Desde un rincón oscuro respondió una voz grave:

– No tema nada, señor Whitelands, está entre amigos.

Mientras decía esto, apareció entre los bultos su excelencia don Álvaro del Valle, duque de la Igualada, cubierto con una gruesa bata y tocado con un gorro de fieltro verde con borla. Al verle, el inglés se quedó perplejo: las emociones que había suscitado en él el comportamiento de Paquita le habían hecho olvidar la razón de su presencia en el palacete.

– Le agradezco mucho que haya venido -siguió diciendo aquél-. Por momentos albergué el temor de que el pundonor le hiciera renunciar a nuestra cita. En cuanto al secreto que envuelve el encuentro, atribúyalo a un exceso de precaución. Es importante que nadie sepa de su presencia aquí, y sobre todo, de lo que vamos a hablar a renglón seguido. También habrá de disculpar la incomodidad de este lugar. Y ahora, si me lo permite y sin más preámbulos, le daré las explicaciones que sin duda le debemos y, si tiene usted la paciencia de escucharlas, comprenderá y absolverá un proceder tan melodramático. En primer lugar, amigo Whitelands, he de pedirle mil perdones por el engaño en el que deliberadamente le he mantenido hasta ahora. Mucho he debido violentar mi natural franqueza para fingir ante usted y más aún mi natural decoro, sabiendo que al hacerlo abusaba de su confianza y de su caballerosidad. De este remordimiento me alivia pensar que al fin y a la postre obtendrá usted una recompensa moral adecuada al agravio que le he infligido.

Se aproximó el señor duque a su perplejo huésped y poniéndole la mano en el hombro prosiguió en una voz más baja y confidencial.

– Aunque lego en cuestiones de arte, no soy tan ignorante ni tan presuntuoso como para fabular que los cuadros que le mostré ayer puedan tener un valor sustancial en el mercado extranjero. Jamás habría hecho venir a una autoridad como usted para tasar la modesta colección de un simple amateur. No se ofenda si le digo que le hice venir dos veces y participar del ambiente familiar con el único propósito de observarle. Tenía de usted las mejores referencias y ningún motivo para dudar de la probidad de usted; pero la naturaleza de nuestra relación requería una confianza que sólo podía engendrar el trato personal. Huelga decir que el resultado de este escrutinio no sólo ha sido satisfactorio, sino que ha superado con creces las expectativas más optimistas. Ahora sé que es usted un hombre inteligente, íntegro y ecuánime; sin vacilar pondría en sus manos mi vida y la de mi familia. A decir verdad, esto es lo que estoy haciendo.

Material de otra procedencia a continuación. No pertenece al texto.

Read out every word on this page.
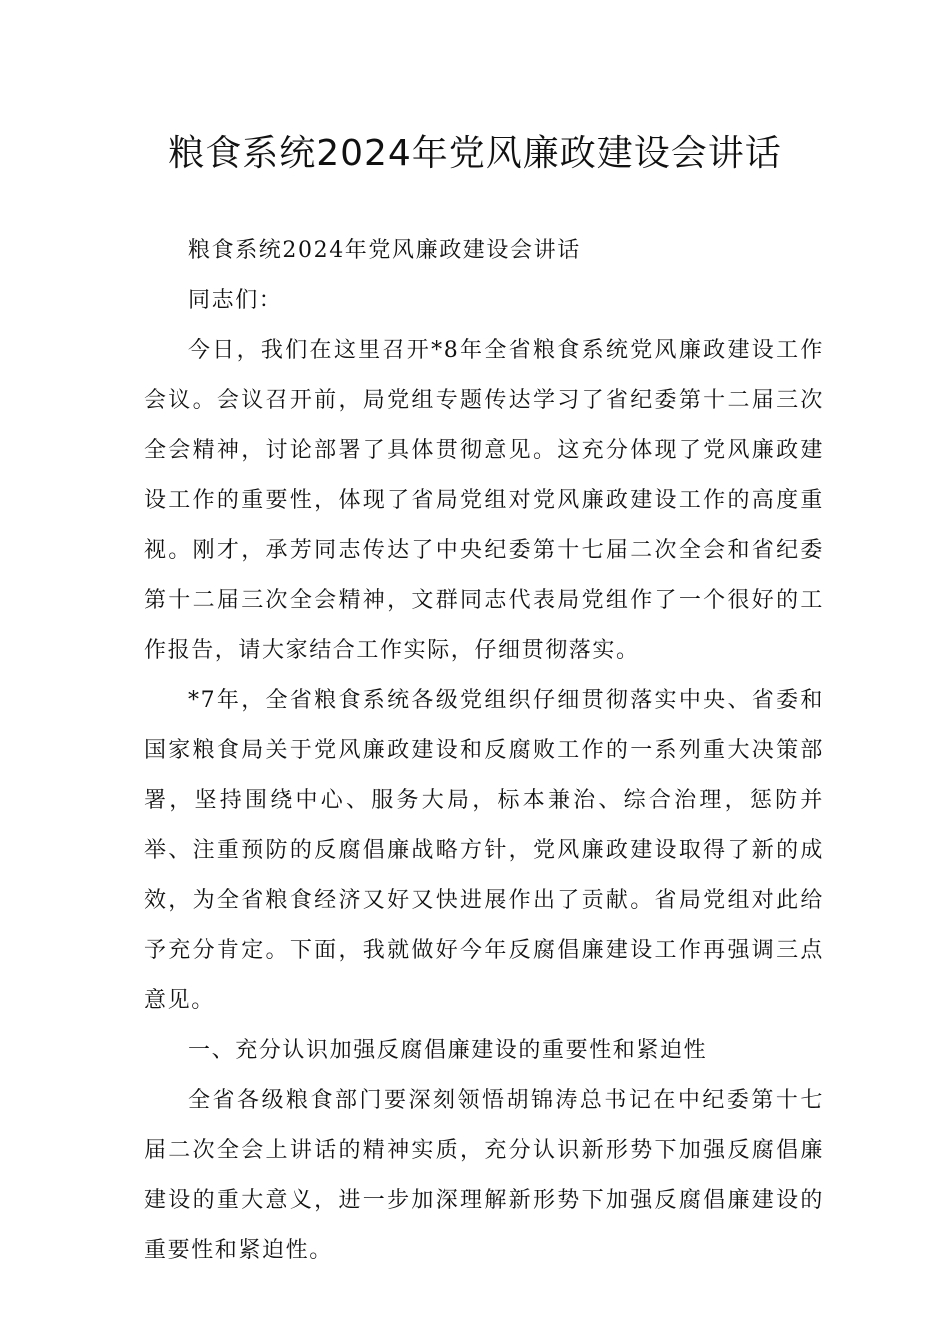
粮食系统2024年党风廉政建设会讲话

粮食系统2024年党风廉政建设会讲话

同志们：

今日，我们在这里召开*8年全省粮食系统党风廉政建设工作会议。会议召开前，局党组专题传达学习了省纪委第十二届三次全会精神，讨论部署了具体贯彻意见。这充分体现了党风廉政建设工作的重要性，体现了省局党组对党风廉政建设工作的高度重视。刚才，承芳同志传达了中央纪委第十七届二次全会和省纪委第十二届三次全会精神，文群同志代表局党组作了一个很好的工作报告，请大家结合工作实际，仔细贯彻落实。

*7年，全省粮食系统各级党组织仔细贯彻落实中央、省委和国家粮食局关于党风廉政建设和反腐败工作的一系列重大决策部署，坚持围绕中心、服务大局，标本兼治、综合治理，惩防并举、注重预防的反腐倡廉战略方针，党风廉政建设取得了新的成效，为全省粮食经济又好又快进展作出了贡献。省局党组对此给予充分肯定。下面，我就做好今年反腐倡廉建设工作再强调三点意见。

一、充分认识加强反腐倡廉建设的重要性和紧迫性

全省各级粮食部门要深刻领悟胡锦涛总书记在中纪委第十七届二次全会上讲话的精神实质，充分认识新形势下加强反腐倡廉建设的重大意义，进一步加深理解新形势下加强反腐倡廉建设的重要性和紧迫性。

Hizo una pausa emotiva, como si la mención del peligro que se cernía sobre sus seres queridos le robara el aliento. Aunque lanzaba de soslayo miradas cargadas de aparente temor, era evidente que encontraba un cierto placer en la escenificación de sus aprensiones.

– De lo que le estoy contando y de lo que le voy a contar a continuación, nadie está enterado, ni siquiera los miembros de mi propia familia, a excepción, naturalmente, de Paquita, aquí presente, la cual, a pesar de su condición femenina, posee una agudeza de juicio y un valor innegables. Para los demás, lo sucedido desde su llegada, incluida la mentira piadosa acerca del posible valor de los cuadros, de la que pronto serán desengañados, es la pura verdad. De este modo no sólo trato de ponerlos a salvo de posibles consecuencias adversas, sino algo más importante: si, como sospecho, estamos siendo espiados, quienquiera que lo haga sacará las mismas conclusiones que mi familia y las que, hasta este momento, pueda haber sacado usted. Y dicho esto, amigo Whitelands, voy a mostrarle el cuadro que ha motivado su viaje a Madrid. Nadie conoce su existencia y, por las mismas razones de prudencia antes expuestas, no se lo puedo mostrar fuera de este sótano, donde la luz es deficiente. Más adelante traeré una lámpara suplementaria. De momento, deberá conformarse con una triste bombilla. Pero no podía postergar por más tiempo esta conversación ni dejar de mostrarle el objeto de tanto enredo y tanta mistificación.

Calló el señor duque y, sin esperar respuesta, giró sobre sus talones y se dirigió al fondo del almacén. Le siguió el inglés más confuso que antes de recibir las aclaraciones de su anfitrión; Paquita, que las había escuchado en silencio, se colocó a su lado, con los brazos cruzados, la vista baja y una leve y enigmática sonrisa en los labios.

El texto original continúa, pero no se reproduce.